The officer has to “have a pizza” to call cannabis. Rogue officers don’t live up to this standard, but there are few of them (really there are—they just get a lot of media attention, like everything else now), and there should be zero tolerance for them.

Since the evolution of DRE evaluations, NHTSA and IACP (International Association of Chiefs of Police) and other organizations have conducted studies of impaired subjects vs. controls for each drug class evaluation by DREs. Regarding marijuana specifically, here’s the best of these studies I found on cannabis markers in DRE evaluations.

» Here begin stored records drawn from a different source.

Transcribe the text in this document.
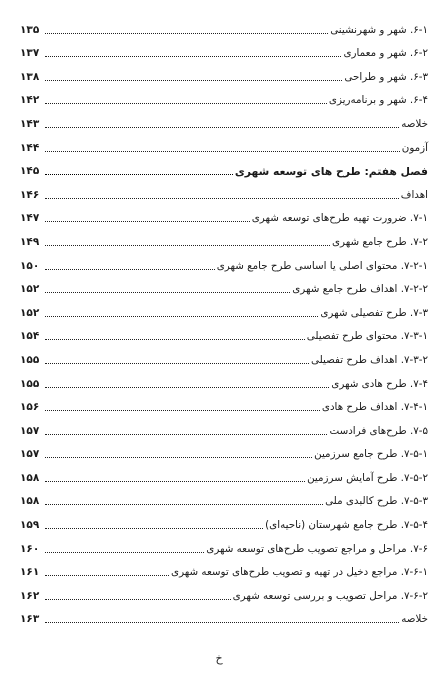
۶-۱. شهر و شهرنشینی
۱۳۵
۶-۲. شهر و معماری
۱۳۷
۶-۳. شهر و طراحی
۱۳۸
۶-۴. شهر و برنامه‌ریزی
۱۴۲
خلاصه
۱۴۳
آزمون
۱۴۴
فصل هفتم: طرح های توسعه شهری
۱۴۵
اهداف
۱۴۶
۷-۱. ضرورت تهیه طرح‌های توسعه شهری
۱۴۷
۷-۲. طرح جامع شهری
۱۴۹
۷-۲-۱. محتوای اصلی یا اساسی طرح جامع شهری
۱۵۰
۷-۲-۲. اهداف طرح جامع شهری
۱۵۲
۷-۳. طرح تفصیلی شهری
۱۵۲
۷-۳-۱. محتوای طرح تفصیلی
۱۵۴
۷-۳-۲. اهداف طرح تفصیلی
۱۵۵
۷-۴. طرح هادی شهری
۱۵۵
۷-۴-۱. اهداف طرح هادی
۱۵۶
۷-۵. طرح‌های فرادست
۱۵۷
۷-۵-۱. طرح جامع سرزمین
۱۵۷
۷-۵-۲. طرح آمایش سرزمین
۱۵۸
۷-۵-۳. طرح کالبدی ملی
۱۵۸
۷-۵-۴. طرح جامع شهرستان (ناحیه‌ای)
۱۵۹
۷-۶. مراحل و مراجع تصویب طرح‌های توسعه شهری
۱۶۰
۷-۶-۱. مراجع دخیل در تهیه و تصویب طرح‌های توسعه شهری
۱۶۱
۷-۶-۲. مراحل تصویب و بررسی توسعه شهری
۱۶۲
خلاصه
۱۶۳
خ
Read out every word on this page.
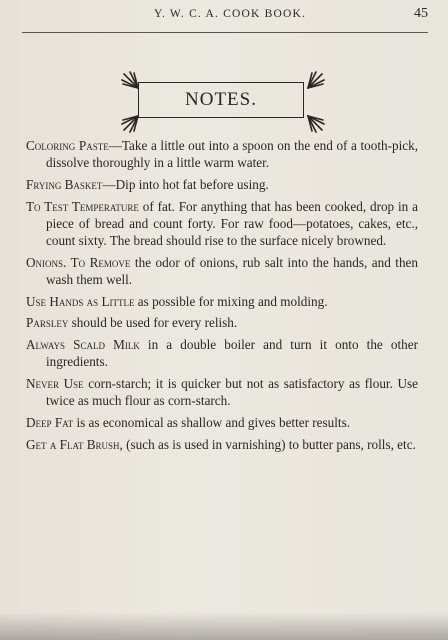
Y. W. C. A. COOK BOOK.	45
NOTES.

Coloring Paste—Take a little out into a spoon on the end of a tooth-pick, dissolve thoroughly in a little warm water.

Frying Basket—Dip into hot fat before using.

To Test Temperature of fat. For anything that has been cooked, drop in a piece of bread and count forty. For raw food—potatoes, cakes, etc., count sixty. The bread should rise to the surface nicely browned.

Onions. To Remove the odor of onions, rub salt into the hands, and then wash them well.

Use Hands as Little as possible for mixing and molding.

Parsley should be used for every relish.

Always Scald Milk in a double boiler and turn it onto the other ingredients.

Never Use corn-starch; it is quicker but not as satisfactory as flour. Use twice as much flour as corn-starch.

Deep Fat is as economical as shallow and gives better results.

Get a Flat Brush, (such as is used in varnishing) to butter pans, rolls, etc.
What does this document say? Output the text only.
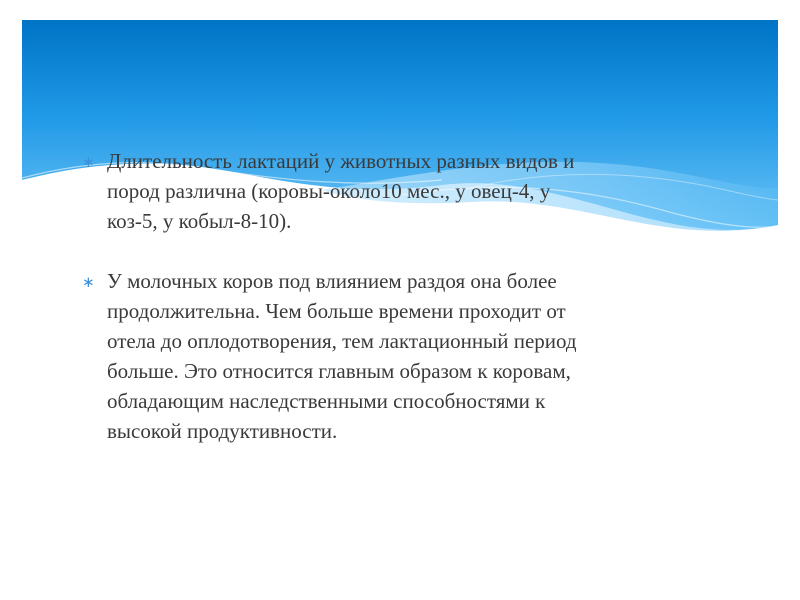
∗ Длительность лактаций у животных разных видов и
пород различна (коровы-около10 мес., у овец-4, у
коз-5, у кобыл-8-10).
∗ У молочных коров под влиянием раздоя она более
продолжительна. Чем больше времени проходит от
отела до оплодотворения, тем лактационный период
больше. Это относится главным образом к коровам,
обладающим наследственными способностями к
высокой продуктивности.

These correlations are not easy to study outside of a scientific setting, as—what most people don’t realize—the number of drugged subjects encountered by police who have only one drug in their system is quite small. Almost all have at least two on board, and street addicts commonly have five or six, especially in large urban areas. Such “cocktailing” makes DRE evaluations complicated, as users on drugs with opposing signs, such as, for example, stimulants and opiates, at the same time can have normal blood pressure, pulse rates and pupil size. But are they impaired? Yes, they are. So that’s when other markers come into play.

DREs are especially important in cases of marijuana-impaired drivers, because of the nature of marijuana itself. As with other non-alcohol drugs, marijuana impairment varies tremendously by individuals, even under the same dose. As with other non-alcohol drugs, marijuana does not break down in the body in a manner that correlates with psychoactivity of the drug (alcohol is the exceptional drug in this regard, not the norm), making chemical testing results of little use in determining impairment. In contrast, with few exceptions, the signs and symptomatology of marijuana ingestion that DREs evaluate will not appear when the drug is no longer psychoactive in the subject, but can still appear in chemical testing for weeks after use. For these reasons, DRE evaluations are far more accurate in determining marijuana impairment in drivers, and police departments should make use of these highly trained officers, especially in states with legalized marijuana use.